Thinking Ahead
Working in fast food is a beginning, not a career.

Kelly is 24 and works at a fast food restaurant. She started working in fast food when she was living in foster care. At age 15, she got her working papers, and after school and during summer break she would work at minimum wage jobs in fast food restaurants, clothing stores, local drug stores or movie theaters. Now, nine years later, she is still in this line of work.

While she was in foster care, that fast food salary seemed like a lot of money—she could buy clothes and CDs with it. But now that she has to pay her rent and transportation fees and buy food herself, that low salary is often not enough. And Kelly has no other financial support to fall back on in case of an emergency. She does not have the support of her biological family, and her old foster care agency can no longer help her financially. The money she makes helps her scrape by, but it does not give her the stability she needs.

So Kelly has to live using any means necessary. Instead of living in a decent-sized apartment, she rents a room. Instead of getting cable and a telephone hooked up, she just has a single 19-inch television and a boom box to keep her company.
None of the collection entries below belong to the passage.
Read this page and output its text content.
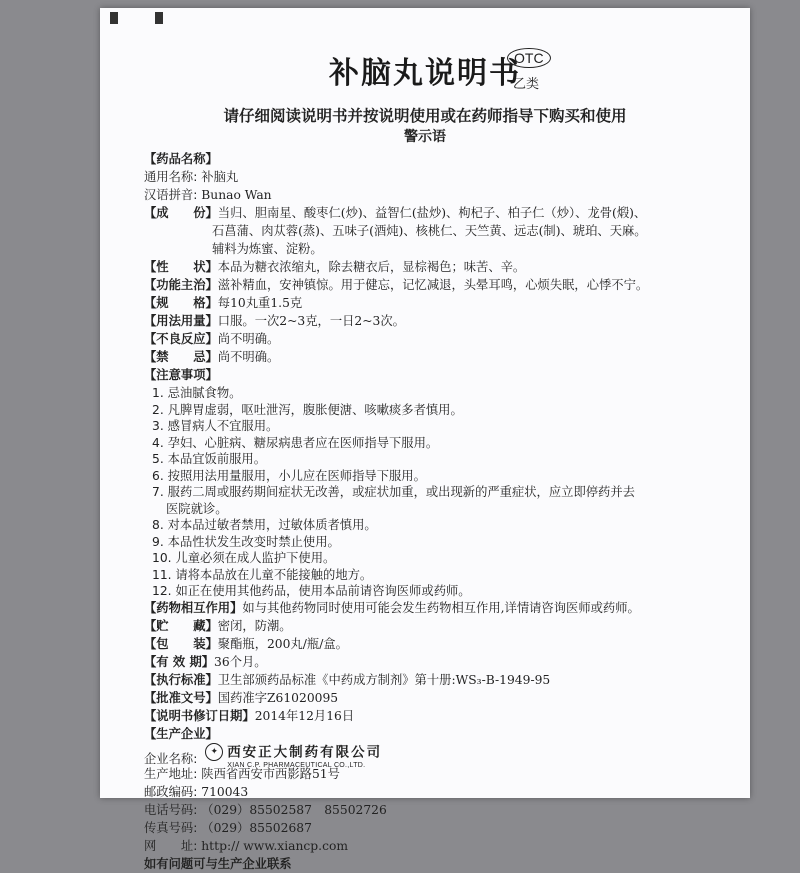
补脑丸说明书
OTC
乙类
请仔细阅读说明书并按说明使用或在药师指导下购买和使用
警示语
【药品名称】
通用名称: 补脑丸
汉语拼音: Bunao Wan
【成　　份】当归、胆南星、酸枣仁(炒)、益智仁(盐炒)、枸杞子、柏子仁（炒）、龙骨(煅)、
石菖蒲、肉苁蓉(蒸)、五味子(酒炖)、核桃仁、天竺黄、远志(制)、琥珀、天麻。
辅料为炼蜜、淀粉。
【性　　状】本品为糖衣浓缩丸，除去糖衣后，显棕褐色；味苦、辛。
【功能主治】滋补精血，安神镇惊。用于健忘，记忆减退，头晕耳鸣，心烦失眠，心悸不宁。
【规　　格】每10丸重1.5克
【用法用量】口服。一次2~3克，一日2~3次。
【不良反应】尚不明确。
【禁　　忌】尚不明确。
【注意事项】
1. 忌油腻食物。
2. 凡脾胃虚弱，呕吐泄泻，腹胀便溏、咳嗽痰多者慎用。
3. 感冒病人不宜服用。
4. 孕妇、心脏病、糖尿病患者应在医师指导下服用。
5. 本品宜饭前服用。
6. 按照用法用量服用，小儿应在医师指导下服用。
7. 服药二周或服药期间症状无改善，或症状加重，或出现新的严重症状，应立即停药并去
医院就诊。
8. 对本品过敏者禁用，过敏体质者慎用。
9. 本品性状发生改变时禁止使用。
10. 儿童必须在成人监护下使用。
11. 请将本品放在儿童不能接触的地方。
12. 如正在使用其他药品，使用本品前请咨询医师或药师。
【药物相互作用】如与其他药物同时使用可能会发生药物相互作用,详情请咨询医师或药师。
【贮　　藏】密闭，防潮。
【包　　装】聚酯瓶，200丸/瓶/盒。
【有 效 期】36个月。
【执行标准】卫生部颁药品标准《中药成方制剂》第十册:WS₃-B-1949-95
【批准文号】国药准字Z61020095
【说明书修订日期】2014年12月16日
【生产企业】
企业名称: ✦ 西安正大制药有限公司
XIAN C.P. PHARMACEUTICAL CO.,LTD.
生产地址: 陕西省西安市西影路51号
邮政编码: 710043
电话号码: （029）85502587　85502726
传真号码: （029）85502687
网　　址: http:// www.xiancp.com
如有问题可与生产企业联系
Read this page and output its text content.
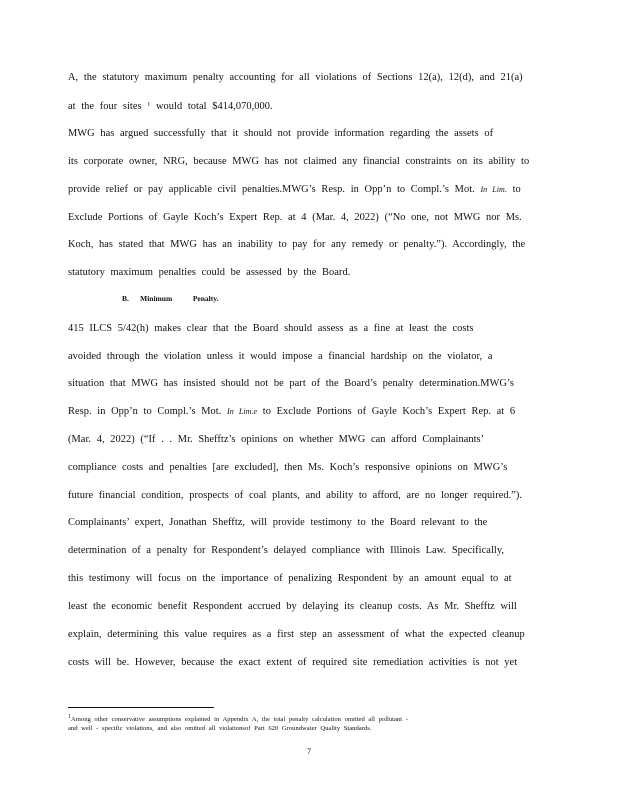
A, the statutory maximum penalty accounting for all violations of Sections 12(a), 12(d), and 21(a)
at the four sites $^1$ would total $414,070,000.
MWG has argued successfully that it should not provide information regarding the assets of
its corporate owner, NRG, because MWG has not claimed any financial constraints on its ability to
provide relief or pay applicable civil penalties.MWG’s Resp. in Opp’n to Compl.’s Mot. In Lim. to
Exclude Portions of Gayle Koch’s Expert Rep. at 4 (Mar. 4, 2022) (“No one, not MWG nor Ms.
Koch, has stated that MWG has an inability to pay for any remedy or penalty.”). Accordingly, the
statutory maximum penalties could be assessed by the Board.
B.      Minimum           Penalty.
415 ILCS 5/42(h) makes clear that the Board should assess as a fine at least the costs
avoided through the violation unless it would impose a financial hardship on the violator, a
situation that MWG has insisted should not be part of the Board’s penalty determination.MWG’s
Resp. in Opp’n to Compl.’s Mot. In Lim.e to Exclude Portions of Gayle Koch’s Expert Rep. at 6
(Mar. 4, 2022) (“If . . Mr. Shefftz’s opinions on whether MWG can afford Complainants’
compliance costs and penalties [are excluded], then Ms. Koch’s responsive opinions on MWG’s
future financial condition, prospects of coal plants, and ability to afford, are no longer required.”).
Complainants’ expert, Jonathan Shefftz, will provide testimony to the Board relevant to the
determination of a penalty for Respondent’s delayed compliance with Illinois Law. Specifically,
this testimony will focus on the importance of penalizing Respondent by an amount equal to at
least the economic benefit Respondent accrued by delaying its cleanup costs. As Mr. Shefftz will
explain, determining this value requires as a first step an assessment of what the expected cleanup
costs will be. However, because the exact extent of required site remediation activities is not yet
$^1$Among other conservative assumptions explained in Appendix A, the total penalty calculation omitted all pollutant -
and well - specific violations, and also omitted all violationsof Part 620 Groundwater Quality Standards.
7
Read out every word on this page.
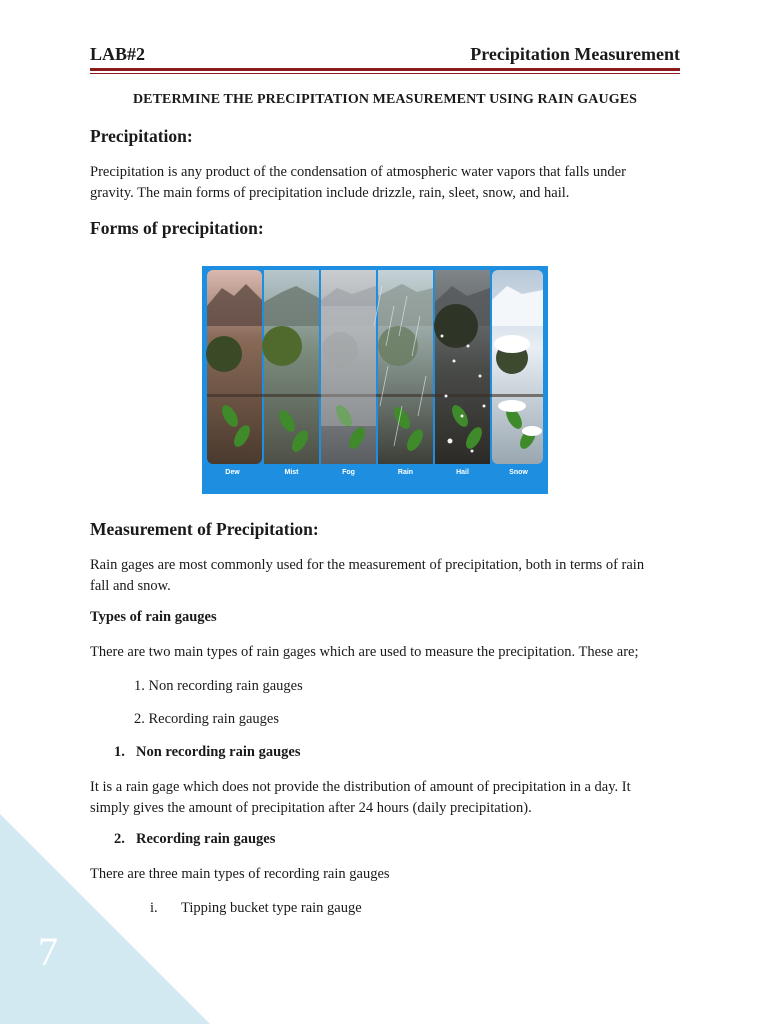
7
LAB#2	Precipitation Measurement
DETERMINE THE PRECIPITATION MEASUREMENT USING RAIN GAUGES
Precipitation:
Precipitation is any product of the condensation of atmospheric water vapors that falls under
gravity. The main forms of precipitation include drizzle, rain, sleet, snow, and hail.
Forms of precipitation:
Dew	Mist	Fog	Rain	Hail	Snow
Measurement of Precipitation:
Rain gages are most commonly used for the measurement of precipitation, both in terms of rain
fall and snow.
Types of rain gauges
There are two main types of rain gages which are used to measure the precipitation. These are;
1. Non recording rain gauges
2. Recording rain gauges
1. Non recording rain gauges
It is a rain gage which does not provide the distribution of amount of precipitation in a day. It
simply gives the amount of precipitation after 24 hours (daily precipitation).
2. Recording rain gauges
There are three main types of recording rain gauges
i.	Tipping bucket type rain gauge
Kelly believes that if she had known how difficult it would be to survive on the salary she gets, she would have focused on developing skills in areas that paid better than fast food joints or movie theatres.

Minimum Wage Blues

Many foster care kids end up in Kelly’s situation. While they live in foster care, they work at minimum wage jobs for extra money. Some figure they have all the time in the world to get training for a better job. And when you don’t have to pay for your rent or food, the money from a low-paying job can seem like a lot. It can be spent (sometimes foolishly) on that special pair of blue jeans that cost $100 and the weekend at a concert. Having money makes you feel important because you can afford things.

But after foster youth leave the system, often, like Kelly, they find that it’s hard to support themselves on minimum wage. And since the only work skills some teens living in foster care have involve fast food joints, that’s where too many former foster kids get stuck working, even after they’ve left care and become adults.

Sure, minimum wage jobs can teach you a lot about being a good employee and help you develop positive work habits. And having that first job, no matter where it is, makes it easier to get the next one. So there’s nothing wrong with working at a minimum wage job when you’re a teen. But if those are the only skills we develop, it’s not going to lead to salaries we can easily live on after we leave the system.

Kids in foster care should be encouraged to think more long term and take opportunities that will help them get higher paying jobs and have satisfying careers after they leave care. Many youth don’t know that there are internships, volunteer opportunities and even paid jobs that can help them acquire the skills they need to get well-paying jobs after they leave the system.

Thinking Long Term

Some don’t even realize how important it is to complete high school before you leave care. Having a GED or high school degree will enable you to be ready to start college or a degree program in an area that you are interested in. This may also allow you to choose from more jobs that pay well. Also, working in a company from the bottom, where there is a possibility of being promoted to a higher level, will place you in a position where you will have the potential to grow.

I talked to some former and current foster kids who found good- paying jobs, and most of them built up their skills working at internships and going to college before they found their jobs. Lishoné Bowsky, who has worked as an administrative assistant at a public relations company, built up her skills at many unpaid or low paid internships. She worked at record labels and completed a two year degree program in communications. These experiences allowed Lishoné to learn more about fields that she might be interested in, meet people who could give her a good recommendation to potential employers, and helped her become a controlled, responsible worker.

Max Moran, who has aged out of care now, has his MSW and is working as a social worker. In high school, he had an internship where he was allowed to miss alternate weeks at school to intern in a field he was interested in—social work. That helped him start laying the foundation for a career when he left the system.

Making Contacts

To find out what field you might be interested in, think about what you enjoy doing. If you like to cook, you might want to be a chef. If you like reading, writing and arguing, you might want to become a lawyer. Then talk to the adults in your life about the field you’re interested in.

See if they know someone who is already working in that field who could explain how you could get experience in that line of work. See if they know of internships or other opportunities that might be open to you. There’s nothing wrong starting your career at Mickey D’s. The thing is not to let that be the end of the road for you. So set your hopes high and start developing the skills you need to make it on your own after you leave care.